Худ стрельнул взглядом на Столла и подался ближе к экрану.
– Подождите, – попросил он. Пол еще раз прочитал дату. – Скажите Деирдри или Нату, чтобы они добыли побольше информации об этой компании. И побыстрее.
Кивнув, Столл очистил экран и вызвал “укротителей Кракена”, как он их называл. Запросив по электронной почте дополнительную информацию о “Демэне”, он откинулся назад и выжидательно сцепил руки.
Ждать пришлось совсем недолго. Деирдри переслала короткую заметку из журнала под названием “Видеоигры в иллюстрациях” за июнь 1980 года, в которой говорилось:
ИГРЫ ЗАВТРАШНЕГО ДНЯ
Вы еще не совсем заастероидились?
А космические пришельцы еще не достали вас до смерти?

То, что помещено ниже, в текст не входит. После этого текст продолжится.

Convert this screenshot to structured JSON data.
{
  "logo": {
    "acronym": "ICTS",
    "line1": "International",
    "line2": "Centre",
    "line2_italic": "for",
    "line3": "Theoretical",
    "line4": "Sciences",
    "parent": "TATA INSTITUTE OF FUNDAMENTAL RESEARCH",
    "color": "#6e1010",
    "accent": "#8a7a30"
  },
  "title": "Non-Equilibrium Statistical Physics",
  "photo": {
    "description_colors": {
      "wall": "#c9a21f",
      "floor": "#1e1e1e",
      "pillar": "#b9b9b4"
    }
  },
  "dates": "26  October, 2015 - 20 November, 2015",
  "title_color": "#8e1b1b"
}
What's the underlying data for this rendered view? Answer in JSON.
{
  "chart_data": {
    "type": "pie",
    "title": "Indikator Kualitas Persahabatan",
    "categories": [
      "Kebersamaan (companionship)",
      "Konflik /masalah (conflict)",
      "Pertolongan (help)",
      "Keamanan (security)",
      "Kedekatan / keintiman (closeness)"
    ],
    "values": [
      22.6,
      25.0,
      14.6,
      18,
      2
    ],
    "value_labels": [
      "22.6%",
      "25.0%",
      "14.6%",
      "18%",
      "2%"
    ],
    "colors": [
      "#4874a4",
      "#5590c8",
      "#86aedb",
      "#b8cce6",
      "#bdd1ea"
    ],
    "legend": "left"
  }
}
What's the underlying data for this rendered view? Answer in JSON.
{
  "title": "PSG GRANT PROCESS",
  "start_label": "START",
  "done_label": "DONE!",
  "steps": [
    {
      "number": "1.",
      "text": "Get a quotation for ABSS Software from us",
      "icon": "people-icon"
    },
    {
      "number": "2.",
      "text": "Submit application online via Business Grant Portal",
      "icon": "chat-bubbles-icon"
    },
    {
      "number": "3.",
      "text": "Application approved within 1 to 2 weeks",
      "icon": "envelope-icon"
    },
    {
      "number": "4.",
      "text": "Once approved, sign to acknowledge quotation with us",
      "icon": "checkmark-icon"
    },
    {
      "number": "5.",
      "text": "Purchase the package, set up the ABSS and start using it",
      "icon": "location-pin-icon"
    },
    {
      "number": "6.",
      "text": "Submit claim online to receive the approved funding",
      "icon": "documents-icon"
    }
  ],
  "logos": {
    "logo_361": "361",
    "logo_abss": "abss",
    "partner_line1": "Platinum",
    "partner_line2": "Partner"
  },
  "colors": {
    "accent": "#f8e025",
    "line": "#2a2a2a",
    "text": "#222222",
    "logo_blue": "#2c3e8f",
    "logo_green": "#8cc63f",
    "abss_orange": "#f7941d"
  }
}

Даже если вам по-прежнему нравятся хиты вчерашнего дня, новая звезда на небосклоне компьютерных видеоигр – французская компания “Демэн”, что означает “завтра”, разработала картридж иного типа, совместимый с вашими домашними приставками “Атари”, “Интелливижн” и “Одиссей”. Первый картридж с игрой “Незабываемый рыцарь” поступит в магазины ухе в этом месяце. Это будет первая игра, которая одновременно подходит для трех основных видеосистем.
В пресс-релизе начальник научно-исследовательского отдела компании Жан-Мишель Хорн сообщает: “Благодаря нашей новой революционной разработке -микросхеме с огромной мощностью – графика и сценарии будут еще более детализированными и захватывающими, чем в любой из ранее созданных игр”.
"Незабываемый рыцарь” будет продаваться по цене 34 доллара вместе с купоном, дающим право на скидку при покупке следующей игры с похождениями супергероя под названием “Ообермен”.
Худ прервал чтение, чтобы обдумать информацию и сопоставить скрытые факты. Это помогло сложить разрозненные сведения в целостную картину.
Нэнси украла чертежи нового чипа и продала их некой компании, вероятно – даже скорее всего, – этой самой “Демэн”. Расист Жирар прилично богатеет на производстве видеоигр. И коварно вкладывает деньги в игры, проповедующие нетерпимость и насилие.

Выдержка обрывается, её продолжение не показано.